この減損損失を認識の判定方法は、減損の兆候があると判断された資産又は資産グループについて、当該資産または資産グループから得られる割引前将来キャッシュ・フローの総額を当該資産または資産グループの帳簿価額と比べて、当該資産又は資産グループから得られる割引前将来キャッシュ・フローの総額が帳簿価額より低かった場合には、減損損失を認識すると判断することになります(逆に、割引前将来キャッシュ・フローの総額が帳簿価額より高かった場合には、減損損失を認識しないと判断し、以降の手続きには進みません)。

割引前将来キャッシュフローが帳簿価額より低い場合のみ減損損失を認識する

(固定資産の減損に係る会計基準二2(1)参照)。

なお、割引前将来キャッシュ・フローをどのくらいの期間にわたって見積もる必要があるかについては、資産の経済的残存使用年数又は資産グループ中の主要な資産の経済的残存使用年数と20年のいずれか短い方となります。
資産又は資産グループ中の主要な資産の経済的残存使用年数が20年を超える場合には、20年経過時点の回収可能価額を算定し、20年目までの割引前将来キャッシュ・フローに加算して算定します(固定資産の減損に係る会計基準二2(2) 同会計基準注解 注3・注4参照)。

演習問題:減損損失の認識について

以下の機械装置Aについて、減損損失を認識すべきかどうか判定しなさい

(機械装置Aについて)
取得原価 減価償却累計額 経済的残存使用年数 将来CF(1年ごと) 5年後の残存価額
3,000,000円 1,200,000円 5年 300,000円 100,000円

(解答・考え方)

帳簿価額:取得原価3,000,000円-減価償却累計額1,200,000円=1,800,000円
割引前将来CF:毎年のCF300,000円×耐用年数5年+残存価額100,000円=1,600,000円

帳簿価額1,800,000円>割引前将来CF1,600,000円

したがって、割引前キャッシュフローが帳簿価額を下回っているため、減損損失を認識する。

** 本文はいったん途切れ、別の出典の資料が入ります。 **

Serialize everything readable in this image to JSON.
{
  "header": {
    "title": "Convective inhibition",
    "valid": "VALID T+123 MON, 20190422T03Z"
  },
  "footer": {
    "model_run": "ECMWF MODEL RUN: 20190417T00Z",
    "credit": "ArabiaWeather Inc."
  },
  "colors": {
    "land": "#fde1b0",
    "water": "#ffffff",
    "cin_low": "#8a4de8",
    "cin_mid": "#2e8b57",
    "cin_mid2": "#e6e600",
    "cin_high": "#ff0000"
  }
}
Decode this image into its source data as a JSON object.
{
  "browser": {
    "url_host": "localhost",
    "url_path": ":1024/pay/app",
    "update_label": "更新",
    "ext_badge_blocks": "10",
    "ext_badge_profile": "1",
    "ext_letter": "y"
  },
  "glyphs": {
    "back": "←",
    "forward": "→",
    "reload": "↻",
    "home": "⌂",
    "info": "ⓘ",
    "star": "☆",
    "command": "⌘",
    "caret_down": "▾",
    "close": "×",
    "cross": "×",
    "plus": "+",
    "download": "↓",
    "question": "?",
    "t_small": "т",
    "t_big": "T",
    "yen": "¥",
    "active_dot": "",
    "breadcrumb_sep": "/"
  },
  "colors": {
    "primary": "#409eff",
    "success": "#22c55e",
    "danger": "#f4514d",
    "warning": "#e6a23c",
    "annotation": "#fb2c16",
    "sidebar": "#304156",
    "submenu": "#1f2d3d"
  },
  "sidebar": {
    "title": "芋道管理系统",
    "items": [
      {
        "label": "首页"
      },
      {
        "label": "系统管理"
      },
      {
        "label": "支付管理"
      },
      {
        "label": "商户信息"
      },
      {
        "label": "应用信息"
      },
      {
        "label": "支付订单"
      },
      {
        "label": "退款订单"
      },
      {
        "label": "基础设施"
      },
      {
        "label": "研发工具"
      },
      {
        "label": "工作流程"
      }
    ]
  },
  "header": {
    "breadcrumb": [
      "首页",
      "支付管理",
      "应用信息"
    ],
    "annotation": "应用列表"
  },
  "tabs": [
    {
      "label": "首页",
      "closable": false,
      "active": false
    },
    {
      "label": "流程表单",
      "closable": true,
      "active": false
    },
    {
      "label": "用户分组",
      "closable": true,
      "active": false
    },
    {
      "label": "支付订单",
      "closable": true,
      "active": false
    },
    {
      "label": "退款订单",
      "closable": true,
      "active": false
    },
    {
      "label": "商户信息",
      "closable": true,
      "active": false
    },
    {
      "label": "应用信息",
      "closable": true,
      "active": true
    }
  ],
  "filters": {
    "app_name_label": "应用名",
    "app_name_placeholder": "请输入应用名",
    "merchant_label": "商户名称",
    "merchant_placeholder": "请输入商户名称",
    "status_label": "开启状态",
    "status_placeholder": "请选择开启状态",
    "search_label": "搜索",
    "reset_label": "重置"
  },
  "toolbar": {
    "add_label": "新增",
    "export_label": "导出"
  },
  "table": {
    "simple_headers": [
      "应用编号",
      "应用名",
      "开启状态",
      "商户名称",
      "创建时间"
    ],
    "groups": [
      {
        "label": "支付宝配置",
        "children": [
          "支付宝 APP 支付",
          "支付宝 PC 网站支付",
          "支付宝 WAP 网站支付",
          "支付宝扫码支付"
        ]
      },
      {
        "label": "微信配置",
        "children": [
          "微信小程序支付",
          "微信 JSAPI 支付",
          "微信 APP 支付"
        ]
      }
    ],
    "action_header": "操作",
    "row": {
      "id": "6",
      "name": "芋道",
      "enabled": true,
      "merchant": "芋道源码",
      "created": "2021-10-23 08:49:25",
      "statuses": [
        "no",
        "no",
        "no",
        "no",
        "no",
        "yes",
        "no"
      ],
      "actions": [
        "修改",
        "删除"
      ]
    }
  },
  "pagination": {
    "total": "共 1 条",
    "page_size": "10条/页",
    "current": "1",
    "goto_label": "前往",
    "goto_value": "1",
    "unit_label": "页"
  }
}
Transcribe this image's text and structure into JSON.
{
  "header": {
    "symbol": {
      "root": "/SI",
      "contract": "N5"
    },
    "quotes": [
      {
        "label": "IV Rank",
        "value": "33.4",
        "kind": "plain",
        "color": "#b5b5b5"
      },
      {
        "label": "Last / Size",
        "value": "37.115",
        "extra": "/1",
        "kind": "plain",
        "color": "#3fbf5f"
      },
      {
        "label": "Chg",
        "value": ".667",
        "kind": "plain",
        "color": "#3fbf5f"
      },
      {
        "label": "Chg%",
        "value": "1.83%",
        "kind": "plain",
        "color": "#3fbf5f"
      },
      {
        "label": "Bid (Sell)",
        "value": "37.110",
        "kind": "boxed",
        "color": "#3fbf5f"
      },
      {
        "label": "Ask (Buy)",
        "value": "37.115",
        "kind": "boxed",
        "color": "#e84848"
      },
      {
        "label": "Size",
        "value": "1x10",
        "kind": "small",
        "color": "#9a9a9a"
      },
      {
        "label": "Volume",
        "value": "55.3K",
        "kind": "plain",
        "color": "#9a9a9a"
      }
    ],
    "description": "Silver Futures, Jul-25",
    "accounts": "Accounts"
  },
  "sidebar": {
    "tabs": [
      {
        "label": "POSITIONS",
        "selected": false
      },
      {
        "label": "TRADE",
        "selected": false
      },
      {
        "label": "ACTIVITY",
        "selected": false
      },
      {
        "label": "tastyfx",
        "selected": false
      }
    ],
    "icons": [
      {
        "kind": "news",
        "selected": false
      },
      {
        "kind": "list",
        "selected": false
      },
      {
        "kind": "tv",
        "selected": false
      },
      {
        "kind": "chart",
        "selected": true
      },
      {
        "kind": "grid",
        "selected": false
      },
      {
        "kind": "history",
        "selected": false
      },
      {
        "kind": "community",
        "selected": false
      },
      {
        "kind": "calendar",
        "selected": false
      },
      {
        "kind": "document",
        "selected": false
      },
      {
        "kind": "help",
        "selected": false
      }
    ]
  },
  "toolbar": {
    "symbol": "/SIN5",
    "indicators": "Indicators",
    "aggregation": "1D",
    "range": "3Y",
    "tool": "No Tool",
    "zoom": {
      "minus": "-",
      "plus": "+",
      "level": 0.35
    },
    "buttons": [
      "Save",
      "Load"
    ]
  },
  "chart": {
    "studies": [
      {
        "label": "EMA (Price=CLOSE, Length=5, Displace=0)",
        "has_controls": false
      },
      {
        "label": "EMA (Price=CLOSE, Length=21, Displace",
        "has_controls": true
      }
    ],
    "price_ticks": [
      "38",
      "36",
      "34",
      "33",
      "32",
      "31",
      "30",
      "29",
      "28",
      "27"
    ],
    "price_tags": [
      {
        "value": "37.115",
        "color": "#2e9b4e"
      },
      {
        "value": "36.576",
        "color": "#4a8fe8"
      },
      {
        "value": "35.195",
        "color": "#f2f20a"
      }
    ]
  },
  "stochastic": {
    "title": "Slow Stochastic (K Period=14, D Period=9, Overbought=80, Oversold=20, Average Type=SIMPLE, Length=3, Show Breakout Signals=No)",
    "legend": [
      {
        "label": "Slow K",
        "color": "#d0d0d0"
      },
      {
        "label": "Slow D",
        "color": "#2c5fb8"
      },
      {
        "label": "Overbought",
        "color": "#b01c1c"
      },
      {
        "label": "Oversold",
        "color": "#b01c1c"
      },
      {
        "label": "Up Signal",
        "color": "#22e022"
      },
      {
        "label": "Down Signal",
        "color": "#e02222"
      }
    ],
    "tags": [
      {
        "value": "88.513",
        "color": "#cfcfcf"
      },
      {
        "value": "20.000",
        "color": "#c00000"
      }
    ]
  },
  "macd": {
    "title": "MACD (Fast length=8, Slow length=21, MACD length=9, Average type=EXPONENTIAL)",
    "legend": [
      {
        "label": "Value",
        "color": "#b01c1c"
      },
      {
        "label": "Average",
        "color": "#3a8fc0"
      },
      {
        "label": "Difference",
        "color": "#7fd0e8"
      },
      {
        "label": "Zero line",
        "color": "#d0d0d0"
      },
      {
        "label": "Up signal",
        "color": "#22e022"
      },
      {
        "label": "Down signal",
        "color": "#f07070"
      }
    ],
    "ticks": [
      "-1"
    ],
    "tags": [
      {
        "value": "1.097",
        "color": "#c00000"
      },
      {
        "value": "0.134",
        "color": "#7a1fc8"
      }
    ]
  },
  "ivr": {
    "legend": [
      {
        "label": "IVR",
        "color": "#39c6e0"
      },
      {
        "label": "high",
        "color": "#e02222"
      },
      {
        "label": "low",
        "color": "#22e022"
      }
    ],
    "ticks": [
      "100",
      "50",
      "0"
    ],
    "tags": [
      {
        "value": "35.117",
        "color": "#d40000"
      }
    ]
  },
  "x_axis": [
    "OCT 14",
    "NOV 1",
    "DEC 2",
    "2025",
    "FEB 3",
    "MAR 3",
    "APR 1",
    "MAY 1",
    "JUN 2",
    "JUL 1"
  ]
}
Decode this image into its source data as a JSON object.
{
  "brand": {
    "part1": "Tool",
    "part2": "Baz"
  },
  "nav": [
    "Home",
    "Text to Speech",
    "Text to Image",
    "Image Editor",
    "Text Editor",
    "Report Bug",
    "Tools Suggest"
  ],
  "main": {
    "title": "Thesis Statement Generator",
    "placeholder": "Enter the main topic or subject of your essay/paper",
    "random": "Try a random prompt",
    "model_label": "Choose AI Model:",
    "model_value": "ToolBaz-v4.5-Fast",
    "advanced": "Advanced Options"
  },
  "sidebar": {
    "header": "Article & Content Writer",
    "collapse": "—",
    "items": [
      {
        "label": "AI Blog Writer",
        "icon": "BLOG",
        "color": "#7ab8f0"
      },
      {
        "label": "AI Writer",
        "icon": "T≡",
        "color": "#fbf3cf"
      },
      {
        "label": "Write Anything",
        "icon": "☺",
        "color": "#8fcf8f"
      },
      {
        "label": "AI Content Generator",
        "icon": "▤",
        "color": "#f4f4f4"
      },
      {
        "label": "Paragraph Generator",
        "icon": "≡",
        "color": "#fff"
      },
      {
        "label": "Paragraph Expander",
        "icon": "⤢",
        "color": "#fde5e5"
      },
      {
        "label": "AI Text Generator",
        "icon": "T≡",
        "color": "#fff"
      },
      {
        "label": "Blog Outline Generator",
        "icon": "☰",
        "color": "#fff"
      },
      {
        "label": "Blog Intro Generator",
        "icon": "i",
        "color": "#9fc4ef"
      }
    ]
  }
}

減損損失を認識するかどうかの判定の際は、当該資産または資産グループの帳簿価額と割引前将来キャッシュフローとを比較することによりおこないます。
帳簿価額は取得価額から減価償却累計額を控除することにより、判定時点の帳簿価額を算定します。
一方で将来キャッシュフローの算定は、耐用年数にわたって発生する毎年のキャッシュフローの合計に耐用年数経過後の残存価額を加算することにより算定します。

上記の設例では、割引前将来キャッシュフローの合計が帳簿価額を下回っているため、減損損失を認識すると判定することになります。